Dos semanas de juicio. Ya hemos podido verificar que en el Tribunal Supremo aún cabalgan entre el siglo XX y el siglo XXI. Entienden más o menos bien lo del streaming y las exigencias del ritmo audiovisual. Pero les cuesta llegar al concepto de “traducción simultánea” o entender que hablar tu lengua no es una cuestión sentimental, es un derecho. Ya tenemos incluso convocadas unas elecciones que, sorprendentemente, han provocado que a la vista oral se le imponga un ritmo más propio del camarote de los hermanos Marx. Un precedente que muchos han aplaudido como si fuera lo más normal de mundo que, en un juicio penal donde los acusados se juegan décadas de prisión, pesen más las consideraciones de oportunidad política que la obligación irrenunciable de proteger el derecho a defensa y las garantías procesales que lo custodian.
Pero, sin duda, lo más sorprendente tras estas dos semanas de tranquilidad penal reside en que ya han testificado la gran mayoría de los acusados y la noticia no está en sus flagrantes contradicciones, tampoco en sus problemas para explicar de manera convincente las rotundas pruebas aportadas por la acusación. La noticia es la endeblez y la frivolidad del caso presentado por la fiscalía y tan ardientemente defendido en el arranque de la vista.

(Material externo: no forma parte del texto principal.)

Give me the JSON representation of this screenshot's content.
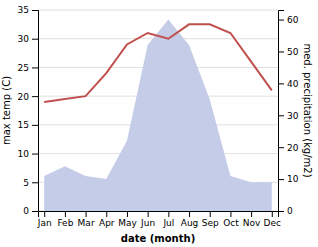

A momentos de puro realismo mágico como preguntarle a Jordi Turull si era socio de Òmniun Cultural, les han sucedido instantes de absoluto desconcierto donde o el representante del ministerio fiscal se perdía en sus notas, o no entendía su letra, o tenía que acudir el presidente Marchena en su auxilio para preguntarle qué quería preguntar exactamente o aclararle que, por mucho que repreguntara, el acusado no iba a acabar diciendo lo que buscaba. Entre semejantes momentos de gloria, horas y más horas de preguntas e interrogatorios basados en titulares de prensa, declaraciones a radios e imágenes de televisiones. Lo que está presentando la fiscalía no es una acusación penal, se parece más a una tertulia mediática donde se pretende pillar al oponente tirando de hemeroteca.
La fiscalía no se reserva, tampoco se equivoca de táctica interrogatoria. Simplemente, no tiene caso
Ha habido tantos momentos cuando la cara de asombro y resignación del presidente del Tribunal lo decía todo, que uno pierde la cuenta. Los más fieles seguidores de la teoría del golpe y la rebelión se consuelan teorizando que se trata de una estrategia. Conscientes de que los acusados iban a negarlo todo, han preferido guardar sus contundentes pruebas y evidencias para las declaraciones de los testigos. Puede ser. Pero resultaría una estrategia penal tan innovadora como única en el mundo. En el resto del planeta la acusación usa todas las pruebas que tiene para desmontar a los acusados cuando testifican, no para sorprender a los testigos.
Otros apuntan que, conscientes de la debilidad del caso, van preparando el terreno para cambiar la calificación penal al final de la vista oral. Algo que resultaría tan sorprendente como impropio del ministerio público. Pedir el primer día una condena que sabe que no va a poder demostrar resulta del todo incompatible con su obligación de defender la ley, la justicia y el interés general.
La explicación puede que sea mucho más sencilla. La fiscalía no se reserva, tampoco se equivoca de táctica interrogatoria. Simplemente, no tiene caso. La fiscalía se lía porque no tiene manera de probar la existencia de un alzamiento coordinado y violento para subvertir el orden constitucional y proclamar la independencia y sale a ver qué pesca, a ver si hay suerte y suena la flauta o los acusados se inmolan por error o por gusto. No interroga a fondo porque emergerían sus propias contradicciones, no las de los acusados, y no les acorrala con pruebas porque no las tiene. Así de crudo.